Puff Daddy, 'Pisque Duas Vezes' e Saul Klein: silêncio perpetua abusos
O que mais chama a atenção nas acusações que podem levar o rapper Puff Daddy — ou P. Diddy, ou Sean Combs — à prisão perpétua é o silêncio. Toda vez que uma rede complexa de crimes sexuais é desvendada, surge a mesma pergunta: como ninguém interrompeu isso antes?
No centro das denúncias por tráfico sexual, associação criminosa e promoção da prostituição estão festas que aconteceram durante mais de uma década e já eram há muito tempo conhecidas na indústria musical americana.

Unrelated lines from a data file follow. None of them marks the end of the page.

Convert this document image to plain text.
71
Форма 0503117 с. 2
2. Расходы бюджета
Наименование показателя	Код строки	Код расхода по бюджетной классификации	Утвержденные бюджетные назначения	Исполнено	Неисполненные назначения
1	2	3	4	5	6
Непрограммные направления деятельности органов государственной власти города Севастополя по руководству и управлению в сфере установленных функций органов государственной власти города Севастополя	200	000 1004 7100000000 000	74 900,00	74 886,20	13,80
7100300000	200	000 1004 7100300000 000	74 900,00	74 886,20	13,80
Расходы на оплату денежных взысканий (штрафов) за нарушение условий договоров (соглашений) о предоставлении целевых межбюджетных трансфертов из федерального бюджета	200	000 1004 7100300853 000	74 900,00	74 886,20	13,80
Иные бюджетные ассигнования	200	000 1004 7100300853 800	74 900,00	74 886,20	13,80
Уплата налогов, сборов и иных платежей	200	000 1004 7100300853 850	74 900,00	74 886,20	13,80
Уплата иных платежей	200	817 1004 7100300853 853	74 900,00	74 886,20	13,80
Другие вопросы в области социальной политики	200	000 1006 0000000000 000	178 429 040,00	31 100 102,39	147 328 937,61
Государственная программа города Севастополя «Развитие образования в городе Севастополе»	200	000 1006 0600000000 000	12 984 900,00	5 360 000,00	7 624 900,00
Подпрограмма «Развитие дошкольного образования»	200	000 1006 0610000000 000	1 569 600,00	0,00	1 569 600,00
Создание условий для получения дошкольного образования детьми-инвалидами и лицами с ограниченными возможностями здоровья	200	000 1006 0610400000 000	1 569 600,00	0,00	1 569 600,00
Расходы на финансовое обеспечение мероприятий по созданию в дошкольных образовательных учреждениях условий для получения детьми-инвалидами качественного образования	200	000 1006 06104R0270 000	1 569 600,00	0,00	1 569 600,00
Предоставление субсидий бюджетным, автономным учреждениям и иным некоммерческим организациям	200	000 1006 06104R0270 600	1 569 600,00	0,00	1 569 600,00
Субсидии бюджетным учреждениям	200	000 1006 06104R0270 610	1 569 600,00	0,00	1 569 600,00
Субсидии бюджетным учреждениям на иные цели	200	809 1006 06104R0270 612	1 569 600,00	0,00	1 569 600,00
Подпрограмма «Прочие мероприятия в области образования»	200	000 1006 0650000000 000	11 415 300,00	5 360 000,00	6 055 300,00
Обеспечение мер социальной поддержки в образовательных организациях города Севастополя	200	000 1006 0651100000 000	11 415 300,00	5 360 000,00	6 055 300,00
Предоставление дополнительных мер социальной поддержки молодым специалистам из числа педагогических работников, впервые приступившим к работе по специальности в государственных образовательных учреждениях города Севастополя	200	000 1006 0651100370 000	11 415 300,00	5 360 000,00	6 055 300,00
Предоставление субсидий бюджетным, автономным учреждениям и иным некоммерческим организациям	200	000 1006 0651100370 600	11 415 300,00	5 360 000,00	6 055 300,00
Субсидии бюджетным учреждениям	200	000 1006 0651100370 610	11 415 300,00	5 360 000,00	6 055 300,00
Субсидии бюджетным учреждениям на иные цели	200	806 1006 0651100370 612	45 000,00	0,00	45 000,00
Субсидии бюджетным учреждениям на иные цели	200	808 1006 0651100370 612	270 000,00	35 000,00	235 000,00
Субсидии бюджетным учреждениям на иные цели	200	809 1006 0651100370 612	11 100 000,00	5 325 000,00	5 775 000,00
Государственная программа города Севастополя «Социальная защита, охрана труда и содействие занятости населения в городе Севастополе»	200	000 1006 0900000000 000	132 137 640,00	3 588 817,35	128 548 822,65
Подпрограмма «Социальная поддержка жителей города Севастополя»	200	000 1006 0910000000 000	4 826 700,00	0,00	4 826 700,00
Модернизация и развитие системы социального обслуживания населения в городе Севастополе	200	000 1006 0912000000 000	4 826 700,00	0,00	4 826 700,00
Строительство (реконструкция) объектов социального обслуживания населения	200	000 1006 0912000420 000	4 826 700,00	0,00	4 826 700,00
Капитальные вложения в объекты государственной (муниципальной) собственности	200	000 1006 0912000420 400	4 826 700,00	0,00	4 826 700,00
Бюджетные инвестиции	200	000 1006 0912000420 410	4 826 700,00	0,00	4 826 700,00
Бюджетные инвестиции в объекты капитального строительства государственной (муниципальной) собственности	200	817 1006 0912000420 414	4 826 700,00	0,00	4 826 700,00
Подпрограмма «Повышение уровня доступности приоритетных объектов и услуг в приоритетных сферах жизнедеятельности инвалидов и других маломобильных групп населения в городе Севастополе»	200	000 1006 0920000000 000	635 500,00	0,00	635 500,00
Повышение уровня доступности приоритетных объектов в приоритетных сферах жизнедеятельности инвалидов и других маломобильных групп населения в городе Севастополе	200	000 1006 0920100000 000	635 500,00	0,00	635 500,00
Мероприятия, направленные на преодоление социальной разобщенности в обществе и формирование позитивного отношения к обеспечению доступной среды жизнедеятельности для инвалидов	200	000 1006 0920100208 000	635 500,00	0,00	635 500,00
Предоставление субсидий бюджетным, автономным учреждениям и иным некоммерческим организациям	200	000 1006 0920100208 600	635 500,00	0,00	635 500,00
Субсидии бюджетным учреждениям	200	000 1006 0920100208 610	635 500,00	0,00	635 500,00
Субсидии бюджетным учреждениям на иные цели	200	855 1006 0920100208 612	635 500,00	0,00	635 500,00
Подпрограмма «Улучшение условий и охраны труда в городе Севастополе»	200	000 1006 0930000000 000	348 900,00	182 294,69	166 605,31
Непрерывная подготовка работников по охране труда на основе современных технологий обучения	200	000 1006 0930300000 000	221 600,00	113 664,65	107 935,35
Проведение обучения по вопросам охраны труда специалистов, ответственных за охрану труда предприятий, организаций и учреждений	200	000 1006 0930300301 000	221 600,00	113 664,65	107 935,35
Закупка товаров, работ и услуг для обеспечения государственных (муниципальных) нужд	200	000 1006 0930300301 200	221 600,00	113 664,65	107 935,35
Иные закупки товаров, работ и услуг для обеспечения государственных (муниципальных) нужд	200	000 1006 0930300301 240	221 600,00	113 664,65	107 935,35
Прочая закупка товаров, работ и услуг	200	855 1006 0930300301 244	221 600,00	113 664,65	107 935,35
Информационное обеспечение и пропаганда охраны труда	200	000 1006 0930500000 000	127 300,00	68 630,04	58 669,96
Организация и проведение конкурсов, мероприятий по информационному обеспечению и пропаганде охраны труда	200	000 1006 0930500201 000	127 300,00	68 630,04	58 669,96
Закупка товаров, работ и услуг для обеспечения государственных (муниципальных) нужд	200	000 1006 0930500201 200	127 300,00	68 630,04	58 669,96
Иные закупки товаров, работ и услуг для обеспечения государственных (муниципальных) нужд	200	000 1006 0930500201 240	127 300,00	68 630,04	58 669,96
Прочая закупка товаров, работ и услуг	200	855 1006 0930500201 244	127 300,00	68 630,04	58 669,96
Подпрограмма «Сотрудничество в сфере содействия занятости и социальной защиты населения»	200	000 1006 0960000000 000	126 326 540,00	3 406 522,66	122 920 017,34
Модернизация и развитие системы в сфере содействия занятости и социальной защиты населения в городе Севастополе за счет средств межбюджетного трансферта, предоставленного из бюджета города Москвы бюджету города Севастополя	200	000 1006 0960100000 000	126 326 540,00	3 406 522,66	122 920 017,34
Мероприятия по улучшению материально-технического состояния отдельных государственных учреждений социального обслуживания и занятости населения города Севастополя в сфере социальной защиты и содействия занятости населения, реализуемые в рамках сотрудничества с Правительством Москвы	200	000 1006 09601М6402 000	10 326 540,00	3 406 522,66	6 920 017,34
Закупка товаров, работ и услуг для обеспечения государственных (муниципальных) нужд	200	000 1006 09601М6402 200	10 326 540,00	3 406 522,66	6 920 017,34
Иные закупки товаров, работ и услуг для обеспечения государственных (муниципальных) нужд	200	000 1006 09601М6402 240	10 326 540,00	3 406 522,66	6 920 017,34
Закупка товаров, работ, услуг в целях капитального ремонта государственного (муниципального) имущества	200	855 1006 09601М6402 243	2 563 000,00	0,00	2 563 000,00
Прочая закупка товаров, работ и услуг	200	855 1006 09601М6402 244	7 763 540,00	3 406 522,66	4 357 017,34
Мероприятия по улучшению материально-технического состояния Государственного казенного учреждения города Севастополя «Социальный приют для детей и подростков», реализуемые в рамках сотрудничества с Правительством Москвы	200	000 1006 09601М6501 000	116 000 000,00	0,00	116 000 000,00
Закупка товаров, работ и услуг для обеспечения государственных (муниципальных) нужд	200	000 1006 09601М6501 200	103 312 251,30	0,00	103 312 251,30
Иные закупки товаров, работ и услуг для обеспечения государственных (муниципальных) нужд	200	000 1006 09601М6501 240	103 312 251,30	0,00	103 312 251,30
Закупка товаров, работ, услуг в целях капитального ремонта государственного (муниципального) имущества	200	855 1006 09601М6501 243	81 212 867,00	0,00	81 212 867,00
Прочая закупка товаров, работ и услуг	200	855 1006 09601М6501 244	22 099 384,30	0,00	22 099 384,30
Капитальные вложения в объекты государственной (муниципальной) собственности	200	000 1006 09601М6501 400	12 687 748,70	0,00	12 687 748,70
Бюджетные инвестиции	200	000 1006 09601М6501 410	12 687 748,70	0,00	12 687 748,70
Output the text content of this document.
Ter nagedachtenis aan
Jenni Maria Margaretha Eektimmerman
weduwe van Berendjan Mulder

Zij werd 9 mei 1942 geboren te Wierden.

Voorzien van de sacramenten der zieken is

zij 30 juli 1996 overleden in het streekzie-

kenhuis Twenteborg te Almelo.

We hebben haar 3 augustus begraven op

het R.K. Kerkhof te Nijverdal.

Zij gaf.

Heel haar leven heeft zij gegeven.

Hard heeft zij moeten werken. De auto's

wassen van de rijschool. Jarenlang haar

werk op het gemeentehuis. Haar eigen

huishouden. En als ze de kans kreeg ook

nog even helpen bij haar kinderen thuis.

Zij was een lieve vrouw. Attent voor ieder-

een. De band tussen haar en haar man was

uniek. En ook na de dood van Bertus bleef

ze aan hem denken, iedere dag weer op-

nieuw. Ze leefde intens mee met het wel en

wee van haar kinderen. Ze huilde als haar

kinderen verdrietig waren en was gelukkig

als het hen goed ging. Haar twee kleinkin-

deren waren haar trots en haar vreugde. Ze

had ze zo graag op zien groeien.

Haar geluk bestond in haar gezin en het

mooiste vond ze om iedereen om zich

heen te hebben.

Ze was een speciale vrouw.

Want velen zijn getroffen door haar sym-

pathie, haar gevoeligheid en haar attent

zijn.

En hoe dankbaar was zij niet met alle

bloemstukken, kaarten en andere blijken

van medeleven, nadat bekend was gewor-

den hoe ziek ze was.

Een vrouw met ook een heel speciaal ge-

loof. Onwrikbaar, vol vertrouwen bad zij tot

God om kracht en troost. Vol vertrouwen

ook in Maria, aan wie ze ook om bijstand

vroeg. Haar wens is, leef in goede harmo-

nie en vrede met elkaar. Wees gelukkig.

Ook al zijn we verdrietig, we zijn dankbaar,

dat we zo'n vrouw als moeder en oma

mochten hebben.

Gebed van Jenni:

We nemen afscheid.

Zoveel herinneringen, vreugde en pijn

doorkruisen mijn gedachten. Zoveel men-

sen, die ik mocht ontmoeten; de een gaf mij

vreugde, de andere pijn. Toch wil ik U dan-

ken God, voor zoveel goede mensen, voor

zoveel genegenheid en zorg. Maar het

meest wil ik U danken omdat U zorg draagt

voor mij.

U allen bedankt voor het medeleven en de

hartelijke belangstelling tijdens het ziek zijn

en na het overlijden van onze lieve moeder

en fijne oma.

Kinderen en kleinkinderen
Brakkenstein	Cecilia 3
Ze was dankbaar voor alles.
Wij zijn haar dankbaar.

Nesses eventos, chamados de "freak-offs" — algo como "aberrações" —, o rapper entorpecia as mulheres com drogas e remédios controlados para mantê-las obedientes e complacentes e facilitar os estupros, segundo a promotoria.
Coincidência ou não, a denúncia lembra o filme "Pisque Duas Vezes", dirigido por Zoë Kravitz, filha do cantor Lenny Kravitz, e que estreou no Brasil em agosto.
No caso real, as autoridades detalham, num documento de 14 páginas, como essas festas eram organizadas e o que acontecia ali dentro.
"Freak-offs", escreve o promotor, eram performances longas e orquestradas de atividade sexual, que Combs "arranjava, dirigia e muitas vezes filmava". A acusação diz ainda que ele "submeteu as vítimas a abusos físicos, emocionais e verbais para fazer com que se envolvessem nos eventos".
Eles podiam durar vários dias, e havia uso de força, ameaça e coerção. Depois das maratonas, as mulheres normalmente recebiam fluidos intravenosos para se recuperar do esforço físico e do uso de drogas.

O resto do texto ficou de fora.